Methylxanthine, a type of alkaloid chemical, occurs naturally in the form of plant molecules. Some of the important types of methylxanthine are caffeine, theobromine and theophylline. Methylxanthines are found in various foods, beverages and medicines. They act as stimulants by exciting the central nervous system, rate of heart beat and respiratory centers of the brain. Methylxanthines can also cause the body to secrete adrenaline.
Chocolate contain methylxanthine in the form of caffeine and theobromine, which are toxic to a canine as their bodies are slow to metabolize them and as a consequence the effects are felt more profoundly by the body.

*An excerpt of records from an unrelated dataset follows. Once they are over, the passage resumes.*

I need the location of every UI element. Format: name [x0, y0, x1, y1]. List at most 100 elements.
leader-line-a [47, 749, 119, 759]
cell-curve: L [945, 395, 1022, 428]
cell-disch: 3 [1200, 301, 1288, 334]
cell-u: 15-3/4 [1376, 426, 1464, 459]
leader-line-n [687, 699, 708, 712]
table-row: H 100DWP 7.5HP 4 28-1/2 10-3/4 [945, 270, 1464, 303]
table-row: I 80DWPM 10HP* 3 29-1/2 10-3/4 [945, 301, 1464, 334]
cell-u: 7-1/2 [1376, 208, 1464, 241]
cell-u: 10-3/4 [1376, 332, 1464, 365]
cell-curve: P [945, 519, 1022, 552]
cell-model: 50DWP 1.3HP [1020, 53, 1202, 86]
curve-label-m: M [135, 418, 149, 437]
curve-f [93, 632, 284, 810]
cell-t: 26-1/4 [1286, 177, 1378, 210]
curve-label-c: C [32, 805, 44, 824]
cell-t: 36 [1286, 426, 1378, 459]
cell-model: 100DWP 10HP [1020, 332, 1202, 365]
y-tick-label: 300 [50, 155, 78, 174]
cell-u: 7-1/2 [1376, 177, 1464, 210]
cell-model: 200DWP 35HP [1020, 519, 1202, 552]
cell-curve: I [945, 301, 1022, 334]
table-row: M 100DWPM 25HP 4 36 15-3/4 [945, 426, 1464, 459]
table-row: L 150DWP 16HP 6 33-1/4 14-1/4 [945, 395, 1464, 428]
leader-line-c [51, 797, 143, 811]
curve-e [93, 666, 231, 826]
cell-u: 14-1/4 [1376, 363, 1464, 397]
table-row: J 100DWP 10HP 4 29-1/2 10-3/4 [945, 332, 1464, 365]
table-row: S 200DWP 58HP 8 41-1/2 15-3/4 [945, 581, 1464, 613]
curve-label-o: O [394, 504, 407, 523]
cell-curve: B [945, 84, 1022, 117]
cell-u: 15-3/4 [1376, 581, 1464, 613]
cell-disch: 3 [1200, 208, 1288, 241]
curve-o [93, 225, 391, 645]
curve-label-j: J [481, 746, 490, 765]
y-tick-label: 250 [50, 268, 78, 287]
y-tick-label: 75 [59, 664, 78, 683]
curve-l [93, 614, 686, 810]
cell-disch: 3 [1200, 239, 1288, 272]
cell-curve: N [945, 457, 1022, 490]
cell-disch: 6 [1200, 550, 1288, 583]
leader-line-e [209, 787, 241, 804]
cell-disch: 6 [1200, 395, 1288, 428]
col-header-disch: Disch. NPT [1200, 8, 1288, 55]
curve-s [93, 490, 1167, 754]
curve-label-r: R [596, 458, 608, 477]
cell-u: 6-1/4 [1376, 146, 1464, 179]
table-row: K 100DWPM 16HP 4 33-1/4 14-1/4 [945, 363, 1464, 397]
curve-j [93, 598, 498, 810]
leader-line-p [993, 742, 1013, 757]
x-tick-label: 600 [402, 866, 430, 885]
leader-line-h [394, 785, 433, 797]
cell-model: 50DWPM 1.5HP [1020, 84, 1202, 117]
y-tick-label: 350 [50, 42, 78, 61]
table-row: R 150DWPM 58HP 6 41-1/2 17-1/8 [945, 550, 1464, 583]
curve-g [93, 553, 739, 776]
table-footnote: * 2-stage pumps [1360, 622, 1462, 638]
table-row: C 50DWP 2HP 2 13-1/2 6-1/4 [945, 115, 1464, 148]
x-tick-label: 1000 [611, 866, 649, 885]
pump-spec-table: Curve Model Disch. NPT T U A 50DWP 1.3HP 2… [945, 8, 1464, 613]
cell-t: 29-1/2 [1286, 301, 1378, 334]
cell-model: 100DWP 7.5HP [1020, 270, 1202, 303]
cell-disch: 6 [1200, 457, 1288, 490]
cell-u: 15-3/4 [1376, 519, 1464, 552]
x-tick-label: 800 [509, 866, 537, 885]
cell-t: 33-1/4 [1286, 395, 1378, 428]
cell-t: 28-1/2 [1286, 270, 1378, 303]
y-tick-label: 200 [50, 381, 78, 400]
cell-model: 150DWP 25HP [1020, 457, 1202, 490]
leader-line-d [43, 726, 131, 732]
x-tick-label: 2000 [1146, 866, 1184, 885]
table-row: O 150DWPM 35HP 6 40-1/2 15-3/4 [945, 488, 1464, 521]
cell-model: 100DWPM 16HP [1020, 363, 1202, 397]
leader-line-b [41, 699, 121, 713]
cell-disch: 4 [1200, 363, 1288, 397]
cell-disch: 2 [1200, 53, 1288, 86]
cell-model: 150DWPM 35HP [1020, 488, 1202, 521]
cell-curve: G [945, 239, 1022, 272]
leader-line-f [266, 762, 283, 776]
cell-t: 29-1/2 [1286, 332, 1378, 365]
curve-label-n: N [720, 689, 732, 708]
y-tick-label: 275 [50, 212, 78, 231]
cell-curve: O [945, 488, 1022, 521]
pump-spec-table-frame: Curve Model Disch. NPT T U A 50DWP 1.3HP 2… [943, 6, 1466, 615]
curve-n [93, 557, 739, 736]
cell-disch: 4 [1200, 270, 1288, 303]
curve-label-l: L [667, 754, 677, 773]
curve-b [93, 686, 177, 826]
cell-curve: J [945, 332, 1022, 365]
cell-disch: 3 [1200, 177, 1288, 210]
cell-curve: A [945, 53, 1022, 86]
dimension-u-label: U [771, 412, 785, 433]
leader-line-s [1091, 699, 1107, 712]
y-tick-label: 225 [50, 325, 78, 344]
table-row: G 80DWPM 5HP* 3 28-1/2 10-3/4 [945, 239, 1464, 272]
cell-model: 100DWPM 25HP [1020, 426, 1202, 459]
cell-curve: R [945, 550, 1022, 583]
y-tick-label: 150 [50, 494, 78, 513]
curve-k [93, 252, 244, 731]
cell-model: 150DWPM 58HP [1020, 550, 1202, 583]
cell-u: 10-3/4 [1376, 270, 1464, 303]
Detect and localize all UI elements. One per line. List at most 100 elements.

Human beings’ ability to digest it quickly gives them pleasure beyond the taste.
Depending upon the quantity of chocolate, the symptoms may include vomiting, diarrhea, lethargy, muscle spasms, increased thirst, hyperactive behavior, excessive panting, seizures and even death.

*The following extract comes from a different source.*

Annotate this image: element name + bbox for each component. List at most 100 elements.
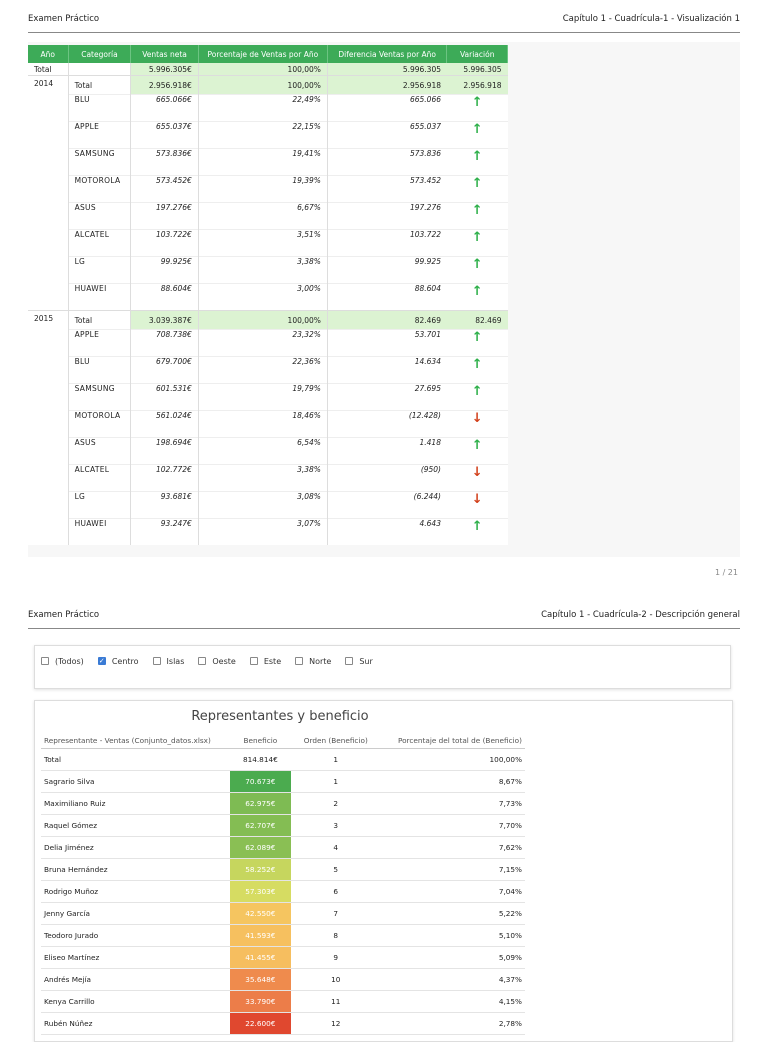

Canines with some existing health issues, like diabetes or have a problematic heart or kidney, is going to suffer more severely in case of chocolate intake.
Different kinds of Chocolate
One important thing to note is that chocolates come in diverse varieties, having different levels and combinations of ingredients.
For example, cocoa is one of the basic components of chocolate and contains high amounts of theobromine. Dark chocolates have a very high level of cocoa, so eating them can easily prove lethal for the dog. On the other hand, milk chocolates have much decreased level of toxicity as the amounts of Methylxanthine elements have a very scant presence in them. Likewise, white chocolates also come on a lower scale of toxicity. Nevertheless, health risk is posed by all kinds of chocolate, and not worth taking a chance ever.
Other types of candies are also not safe for the dog because of the inclusion of sugar, and can lead to diarrhea, vomiting and hyperactivity. Moreover, ingestion of candy wrappers also poses a serious health hazard.
Immediate medical care should be provided to the canine. Also, try to find out the type and quantity of chocolate ingested. This information would assist the doctor in determining the level of toxicity.
Prevention is better than cure – as a pet owner this is what you need to believe in. Keep all the candies out of your pet’s reach ALL THE TIME. Your carelessness may make you lose your lovable pet forever. Teach your children about the importance of keeping your Fido away from the sweet temptation.
A few cautious steps would secure your dog from avoidable but deadly danger and would also let you properly enjoy Halloween!